SuisseAprès l'engouement du début, les insectes ne font plus recette

Migros annonce que les insectes vont progressivement disparaître de l’assortiment national. Coop assure que la demande est constante, mais concède qu’il s’agit d’un «produit de niche».

par
pst/ofu
Reuters

Sauterelles, grillons et larves ont débarqué dans les rayons des grands distributeurs de Suisse il y a plusieurs années. Coop s’était lancé en premier en 2017, suivi de Migros un an plus tard, rappelle ce jeudi «Tio.ch/20 minuti».

Or, au fil du temps, l’engouement pour ces petites bestioles semble s’être estompé. Migros confirme: «Une fois le stock actuel écoulé, nos insectes vont disparaître de l'assortiment national. L'offre avait connu un certain succès lors du lancement du produit, mais une fois l'effet de mode et de surprise passé, ça s'est un peu essoufflé.»

Alternatives à base de plantes

Tristan Cerf, porte-parole pour la Suisse romande, souligne que le distributeur innove constamment avec de nouveaux produits: «Certains rencontrent une demande durable, d’autres passent. Ces dernières années, une multitude d’alternatives à la viande sont apparues, principalement à base végétale, et c’est un grand succès. Migros s’engage à fond dans le développement de ces alternatives dites ‘plant based’.»

Ventes stables chez Coop

Le bilan est un peu moins mitigé chez Coop. Interrogée par nos confrères tessinois, la porte-parole Melanie Grüter informe que la vente des produits à base d’insectes est stable.
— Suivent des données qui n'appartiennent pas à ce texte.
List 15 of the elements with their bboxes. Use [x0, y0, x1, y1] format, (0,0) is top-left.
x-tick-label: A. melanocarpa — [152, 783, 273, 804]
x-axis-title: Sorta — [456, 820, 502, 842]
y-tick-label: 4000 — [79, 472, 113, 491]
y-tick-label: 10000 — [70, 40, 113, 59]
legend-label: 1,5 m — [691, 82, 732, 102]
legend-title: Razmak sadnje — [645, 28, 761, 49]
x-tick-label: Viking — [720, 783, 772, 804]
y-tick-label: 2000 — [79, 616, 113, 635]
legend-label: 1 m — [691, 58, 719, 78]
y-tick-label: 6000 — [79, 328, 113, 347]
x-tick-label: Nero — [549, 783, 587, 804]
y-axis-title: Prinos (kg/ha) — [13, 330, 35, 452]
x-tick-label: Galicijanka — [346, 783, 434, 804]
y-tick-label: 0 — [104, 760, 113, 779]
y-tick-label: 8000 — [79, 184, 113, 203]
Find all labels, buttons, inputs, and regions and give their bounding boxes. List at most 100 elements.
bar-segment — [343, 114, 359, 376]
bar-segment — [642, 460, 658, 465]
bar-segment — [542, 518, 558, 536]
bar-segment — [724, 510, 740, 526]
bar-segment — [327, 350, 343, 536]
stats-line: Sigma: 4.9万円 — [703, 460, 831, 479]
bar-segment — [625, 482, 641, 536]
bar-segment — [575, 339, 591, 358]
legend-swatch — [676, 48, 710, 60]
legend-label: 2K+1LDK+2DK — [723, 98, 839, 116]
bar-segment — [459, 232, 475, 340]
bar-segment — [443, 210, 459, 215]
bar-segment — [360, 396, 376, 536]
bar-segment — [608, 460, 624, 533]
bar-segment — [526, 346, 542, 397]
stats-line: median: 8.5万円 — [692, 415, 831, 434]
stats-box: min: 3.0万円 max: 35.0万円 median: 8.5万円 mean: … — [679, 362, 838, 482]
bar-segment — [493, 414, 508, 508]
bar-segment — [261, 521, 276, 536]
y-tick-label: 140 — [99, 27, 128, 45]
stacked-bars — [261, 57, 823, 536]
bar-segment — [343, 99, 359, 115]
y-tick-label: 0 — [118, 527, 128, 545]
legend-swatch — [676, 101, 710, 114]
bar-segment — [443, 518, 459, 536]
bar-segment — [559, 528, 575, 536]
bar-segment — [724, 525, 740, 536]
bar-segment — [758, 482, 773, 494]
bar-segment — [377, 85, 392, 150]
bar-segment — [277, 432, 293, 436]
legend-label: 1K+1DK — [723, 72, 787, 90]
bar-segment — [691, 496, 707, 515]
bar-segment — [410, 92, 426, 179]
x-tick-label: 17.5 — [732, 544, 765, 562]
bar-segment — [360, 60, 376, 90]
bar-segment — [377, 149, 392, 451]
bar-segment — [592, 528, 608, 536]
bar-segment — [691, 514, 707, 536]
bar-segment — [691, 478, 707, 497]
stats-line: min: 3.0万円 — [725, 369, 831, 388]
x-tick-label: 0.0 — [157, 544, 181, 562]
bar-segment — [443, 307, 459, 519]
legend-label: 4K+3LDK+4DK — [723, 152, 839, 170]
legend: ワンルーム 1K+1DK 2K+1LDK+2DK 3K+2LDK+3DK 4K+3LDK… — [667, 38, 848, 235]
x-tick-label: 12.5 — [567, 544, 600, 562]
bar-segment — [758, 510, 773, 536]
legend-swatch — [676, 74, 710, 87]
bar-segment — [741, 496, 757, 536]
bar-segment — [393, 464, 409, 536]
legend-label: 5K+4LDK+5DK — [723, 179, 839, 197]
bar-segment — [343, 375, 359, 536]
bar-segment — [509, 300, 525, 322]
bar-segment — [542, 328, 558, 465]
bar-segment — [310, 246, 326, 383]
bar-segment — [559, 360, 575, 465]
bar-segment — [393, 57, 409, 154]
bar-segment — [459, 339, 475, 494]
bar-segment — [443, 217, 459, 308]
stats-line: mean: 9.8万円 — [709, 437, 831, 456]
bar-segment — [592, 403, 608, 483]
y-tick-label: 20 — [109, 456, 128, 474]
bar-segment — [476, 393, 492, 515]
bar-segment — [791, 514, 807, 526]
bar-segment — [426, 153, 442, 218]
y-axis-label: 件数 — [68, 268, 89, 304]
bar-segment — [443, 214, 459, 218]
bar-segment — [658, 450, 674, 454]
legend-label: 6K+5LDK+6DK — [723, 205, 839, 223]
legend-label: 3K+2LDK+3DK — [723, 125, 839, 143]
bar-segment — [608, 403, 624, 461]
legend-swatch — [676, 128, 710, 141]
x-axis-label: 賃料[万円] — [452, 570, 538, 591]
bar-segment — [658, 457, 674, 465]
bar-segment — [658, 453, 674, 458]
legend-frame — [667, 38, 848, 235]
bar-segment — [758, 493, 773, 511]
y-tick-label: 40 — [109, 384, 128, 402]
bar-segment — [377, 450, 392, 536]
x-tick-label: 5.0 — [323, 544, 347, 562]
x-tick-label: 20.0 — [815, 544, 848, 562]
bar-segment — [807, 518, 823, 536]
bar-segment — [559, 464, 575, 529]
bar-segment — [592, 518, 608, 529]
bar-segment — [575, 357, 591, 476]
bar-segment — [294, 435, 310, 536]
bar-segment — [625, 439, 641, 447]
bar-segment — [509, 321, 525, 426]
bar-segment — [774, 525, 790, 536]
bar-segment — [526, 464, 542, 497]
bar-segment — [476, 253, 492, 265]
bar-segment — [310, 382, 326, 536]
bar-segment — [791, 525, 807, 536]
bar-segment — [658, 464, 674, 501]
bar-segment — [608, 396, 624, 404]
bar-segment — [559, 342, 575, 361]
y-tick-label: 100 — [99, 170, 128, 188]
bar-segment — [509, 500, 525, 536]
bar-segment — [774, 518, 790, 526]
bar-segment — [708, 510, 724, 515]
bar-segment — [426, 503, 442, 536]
Elle souligne néanmoins qu’il s’agit d’un «produit de niche». Depuis l’introduction des mets à base d’insectes en 2017, Coop n’a cessé d’étendre son assortiment, note la porte-parole. «Nous recevons des retours positifs de la part de nos clients.»

Ces produits sont particulièrement appréciés des personnes s’intéressant à une alimentation du futur et qui aime goûter des aliments nouveaux et insolites.»

Une tendance déjà visible en 2019

Interrogé en février 2019 par la presse dominicale, Entomos, pionnier suisse de l’élevage d’insectes, avait avoué que le succès attendu n’était pas au rendez-vous. À la base, la firme lucernoise comptait produire 80 tonnes d’animaux. Mais elle avait finalement dû réduire sa capacité de production.